Las paredes eran de cemento pintadas color crema y la pintura se caía. Las baldosas del suelo mostraban un color negro sucio. Un aficionado a las pintadas había escrito: «Gary es una mierda» en la pared donde estaba el ascensor averiado.

– Van a derruirlo -comentó Karen como si fuera su responsabilidad disculparse por el mal estado de Castlegate, por la mala calidad de la construcción y la mugre general-. Todo el mundo ha sido realojado excepto los Johnson y otra familia. Por aquí, señor. Las escaleras están a la izquierda.
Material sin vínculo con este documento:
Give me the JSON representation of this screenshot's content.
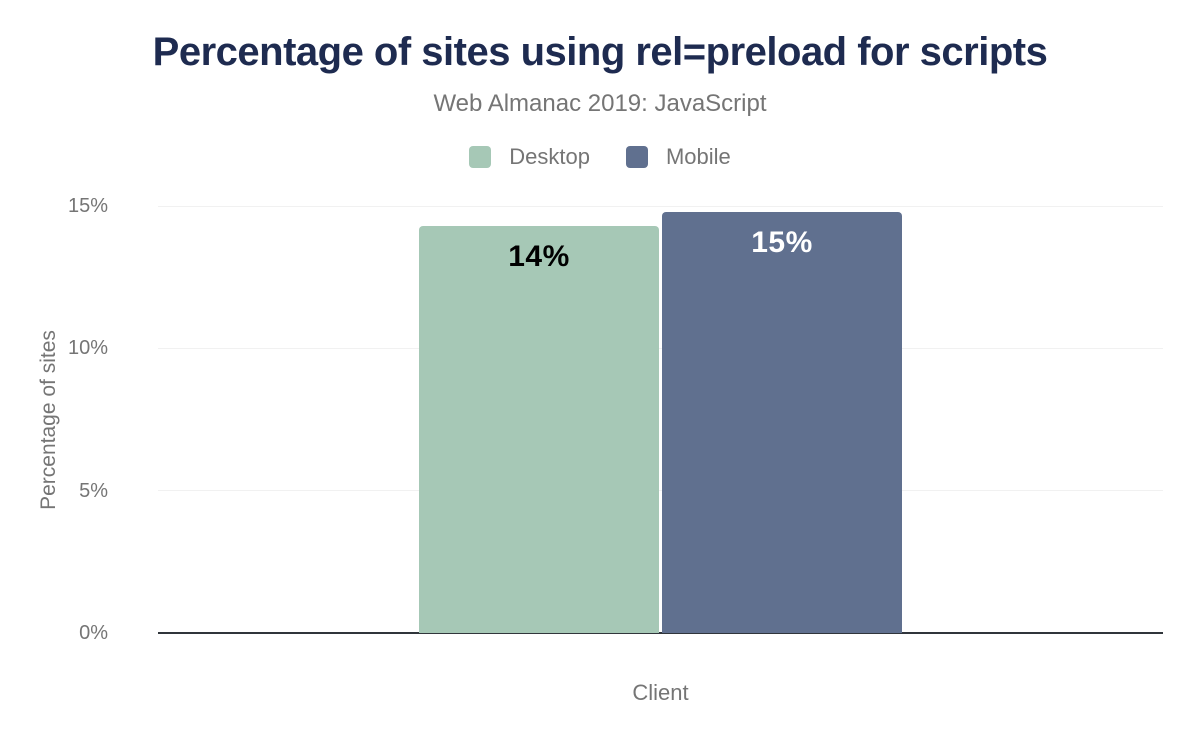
{
  "chart_data": {
    "type": "bar",
    "title": "Percentage of sites using rel=preload for scripts",
    "subtitle": "Web Almanac 2019: JavaScript",
    "xlabel": "Client",
    "ylabel": "Percentage of sites",
    "ylim": [
      0,
      15
    ],
    "yticks": [
      {
        "value": 0,
        "label": "0%"
      },
      {
        "value": 5,
        "label": "5%"
      },
      {
        "value": 10,
        "label": "10%"
      },
      {
        "value": 15,
        "label": "15%"
      }
    ],
    "grid": true,
    "legend_position": "top",
    "categories": [
      "Client"
    ],
    "series": [
      {
        "name": "Desktop",
        "values": [
          14.3
        ],
        "data_label": "14%",
        "color": "#a6c8b6",
        "data_label_color": "#000000"
      },
      {
        "name": "Mobile",
        "values": [
          14.8
        ],
        "data_label": "15%",
        "color": "#60708f",
        "data_label_color": "#ffffff"
      }
    ],
    "colors": {
      "title": "#1e2b50",
      "text_muted": "#757575",
      "gridline": "#f1f1f1",
      "axis_line": "#30353b",
      "background": "#ffffff"
    }
  }
}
Karen contuvo un grito. Se llevó la mano a la boca. Un segundo más tarde Wexford vio lo mismo que ella.

Al pie de las escaleras de cemento una mujer, o el cuerpo de una mujer, yacía tendido en el mosaico. La cabeza en un charco de sangre. Oni Johnson no había conseguido llegar a su casa.

17

Oni Johnson permanecía en la unidad de cuidados intensivos del hospital de Stowerton luchando entre la vida y la muerte. Aquel mundo pequeño era responsabilidad de la hermana Laurette Akande, que estaba a cargo de esta unidad desde el año anterior. No todas las heridas de Oni eran consecuencia de la caída por las escaleras, aunque había rodado los seis pisos. Tenía un golpe en el lado izquierdo de la cabeza a pesar de que había chocado con el derecho contra el suelo, así que había un policía de guardia delante de su puerta las veinticuatro horas del día y Wexford trataba el caso como un intento de asesinato.